What happens after an enrollee is approved for a Good Cause plan change?
Correct Answer
B. • An additional 120 day change period will be granted.
Explanation
After an enrollee is approved for a Good Cause plan change, they will be granted an additional 120 day change period. This means that they will have 120 days to make any further changes to their plan if needed.

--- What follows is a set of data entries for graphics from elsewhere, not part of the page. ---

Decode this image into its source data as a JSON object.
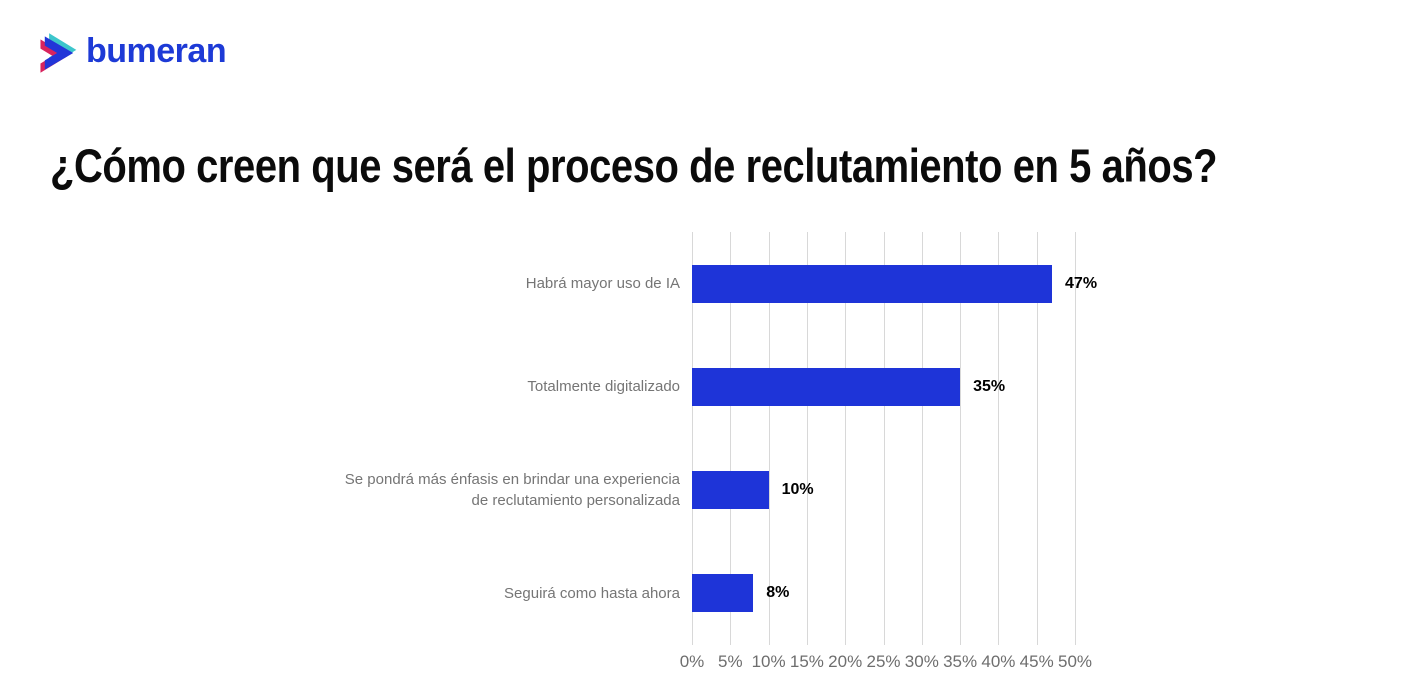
{
  "brand": {
    "logo_text": "bumeran",
    "logo_colors": {
      "text_blue": "#1d3ad6",
      "chevron_blue": "#2236d8",
      "chevron_teal": "#3cc6cc",
      "chevron_pink": "#d8245e"
    }
  },
  "title": "¿Cómo creen que será el proceso de reclutamiento en 5 años?",
  "chart_data": {
    "type": "bar",
    "orientation": "horizontal",
    "title": "¿Cómo creen que será el proceso de reclutamiento en 5 años?",
    "categories": [
      "Habrá mayor uso de IA",
      "Totalmente digitalizado",
      "Se pondrá más énfasis en brindar una experiencia de reclutamiento personalizada",
      "Seguirá como hasta ahora"
    ],
    "values": [
      47,
      35,
      10,
      8
    ],
    "value_labels": [
      "47%",
      "35%",
      "10%",
      "8%"
    ],
    "xticks": [
      "0%",
      "5%",
      "10%",
      "15%",
      "20%",
      "25%",
      "30%",
      "35%",
      "40%",
      "45%",
      "50%"
    ],
    "xtick_values": [
      0,
      5,
      10,
      15,
      20,
      25,
      30,
      35,
      40,
      45,
      50
    ],
    "xlim": [
      0,
      50
    ],
    "xlabel": "",
    "ylabel": "",
    "legend": "none",
    "grid": "vertical",
    "bar_color": "#1e34d8",
    "grid_color": "#d8d8d8",
    "category_label_color": "#757575",
    "tick_label_color": "#6e6e6e",
    "value_label_color": "#000000"
  }
}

This allows the enrollee more flexibility and time to adjust their plan according to their specific needs and circumstances.
20.
An enrollee is really upset and states they have received a denial letter from an attempted GC9 plan change. Their provider stopped accepting the plan and the enrollee does not want to change providers because this provider has all of their medical information and they are comfortable with them. How should you proceed?
Correct Answer
A. • Advise the enrollee of their lock-in and open enrollment dates and tell them to call back to change when they are in their open enrollment period. Offer to file a complaint and include detailed notes.
Explanation
The correct answer is to advise the enrollee of their lock-in and open enrollment dates and tell them to call back to change when they are in their open enrollment period. This is the appropriate response because open enrollment is the designated time for individuals to make changes to their healthcare plans. By informing the enrollee of their options and offering to file a complaint, the representative is providing assistance while following the proper procedures.